Ici, le hors champs et le non-dit sont essentiels.
Les flashes back se dressent sur des horizons tellement ouverts, tellement d'un bloc qu'ils permettent de tout voir en permanence. Il n'y a pas d'angle mort, tout est toujours là, pleinement difforme, sous nos yeux d'un bout à l'autre de l'écran. Les hurlements, les humiliations, la torture. Guantanamo. Le traumatisme de l'Amérique. Qui fait écho à cet insupportable joueur de Poker hurlant à tout bout champs USA USA USA après chaque victoire comme la méthode Coué pour réaffirmer sur tous les tons sa grandeur fantasmée de l'Amérique... Mais le spectateur n'est pas dupe. C'est du Bluff.
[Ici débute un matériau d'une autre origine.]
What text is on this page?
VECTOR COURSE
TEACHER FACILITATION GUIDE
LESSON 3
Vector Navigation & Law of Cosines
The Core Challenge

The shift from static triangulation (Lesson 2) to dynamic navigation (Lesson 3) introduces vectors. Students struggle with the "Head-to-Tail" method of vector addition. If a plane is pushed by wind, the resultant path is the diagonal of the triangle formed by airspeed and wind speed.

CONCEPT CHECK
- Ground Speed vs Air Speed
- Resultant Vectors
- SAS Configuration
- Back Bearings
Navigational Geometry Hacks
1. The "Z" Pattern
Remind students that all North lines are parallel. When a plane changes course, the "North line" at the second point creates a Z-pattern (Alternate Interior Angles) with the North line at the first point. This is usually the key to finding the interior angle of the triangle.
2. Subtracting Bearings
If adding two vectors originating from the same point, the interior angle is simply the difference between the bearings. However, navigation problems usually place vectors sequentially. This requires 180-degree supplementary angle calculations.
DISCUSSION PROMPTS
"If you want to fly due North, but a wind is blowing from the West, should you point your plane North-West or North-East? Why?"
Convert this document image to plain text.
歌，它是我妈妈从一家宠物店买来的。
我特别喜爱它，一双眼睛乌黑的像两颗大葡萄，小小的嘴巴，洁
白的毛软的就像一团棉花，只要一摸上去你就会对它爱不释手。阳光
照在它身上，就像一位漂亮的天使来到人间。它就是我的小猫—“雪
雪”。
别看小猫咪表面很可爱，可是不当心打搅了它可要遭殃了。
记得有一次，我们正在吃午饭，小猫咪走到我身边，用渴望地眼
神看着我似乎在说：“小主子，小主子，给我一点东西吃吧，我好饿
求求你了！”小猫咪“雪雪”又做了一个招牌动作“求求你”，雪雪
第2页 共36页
Le présent du film est au contraire elliptique, lent, mutique, sous hypnose... Le surmoi façon gruyère d'un personnage étrange, sorte de croque mort tiré à quatre épingles, qui n'exprime lorsque l'émotion remonte à la surface que de la culpabilité bilieuse, écrasante. Une tristesse infinie. Il va chercher son salut en transmettant au jeune homme qu'il prend sous son aile de l'indulgence, de la gratitude, le goût de pardonner, l'envie de retourner voir une mère perdue de vue de puis longtemps pour renouer le lien filial. Comme le lien retissé d'un peuple (dont les personnages principaux sont les enfants) avec la mère patrie ? Un peu mon neveu.
Le hors champ au présent est d'ailleurs géographique ET temporel... Il en sait beaucoup sur le jeune homme mais on ne l'a pas vu mener ses recherches. On ne sait jamais qu'il a contacté la mère du protégé, personne ne sait vraiment pourquoi il traîne avec lui les outils de torture de docteur Mabuse avec gants chirurgicaux ou les habitudes ménagères de Dexter lorsqu'il recouvre tous les éléments de sa chambre d'hôtel de draps blancs épais etc. Est-il vraiment consacré tout entier aux jeux de cartes, ou comme il le dit lui-même l'idée n'est elle pas de passer sous les radars, de rester discret... Est-ce un passe-temps entre deux "contrats" ? Puisque tout le définit comme un sociopathe, un tueur en série, un tueur à gages peut-être. J'ai d'ailleurs pensé au Samouraï.
On sait simplement qu'il est rattrapé par la fatalité. La fameuse qui oblige à abattre ses cartes, dévoiler son jeu sans réfléchir, dans un emballement émotionnel (toute la description par le personnage principal d'un état "limite" au Poker est éloquent), avec le risque d'y perdre gros... C'est curieusement le même processus qui l'amène à tomber le masque en amour (ce qu'il finit par faire dans cette chambre d'hôtel).
Au final, sans vraiment s'en rendre compte les trois personnages solitaires ont lentement recomposé sous nos yeux la Trinité d'un foyer familial. Homme femme devenant amants et mère + père au regard de ce grand enfant pour lequel on a voulu rêver d'un grand avenir.
j'adore aussi la voix off du début racontant ce personnage "enfermé" et qui rêve de respirer, de grand espaces, d'ouvrir les fenêtres, de redevenir lui-même peut-être. Pas étonnant qu'on le voie déambuler dans ces casinos, ces villes champignons, ces lieux clos, ces motels, jusqu'à ce qu'il comprenne que sa prison était simplement mentale, enracinée dans ses obsessions pour les cartes et les chiffres, dans cette volonté robotique de tout maîtriser, d'anticiper les coups suivants, de conjurer le hasard du tirage, de faire l'autruche en somme pour mettre à distance ce qui le consume de l'intérieur, pour refuser de vivre avec...
Seule réserve sur le film : le personnage féminin qui manque de force, la littéralité de certains dialogues, je pense au fait que certains sous-titres soulignent exagérément l'action à l'écran (tout le segment explicatif sur la mère a aller retrouver...). et puis la lenteur et le maniérisme de l'ensemble qui m'ont gêné (pas permis de rentrer complètement dans le film) même s'ils épousent parfaitement la psyché de ce personnage coupé du monde et de lui-même. De ses sentiments. Sentiments qu'il finit par ne laisser remonter à la surface que pour le meilleur (sa relation avec elle lorsqu'il brise la glace) ou le pire (le passage à l'acte pour venger son protégé, celui par lequel il a pu redonner un sens à sa vie). Ses deux façons de "tilter" au monde.
Mais par les temps qui courent, ce que Paul Shrader nous livre de son univers (forme testamentaire sur la rédemption qui l'obsède depuis l'origine) et métaphoriquement de l'Amérique post 11 septembre en lambeaux mérite amplement le détour.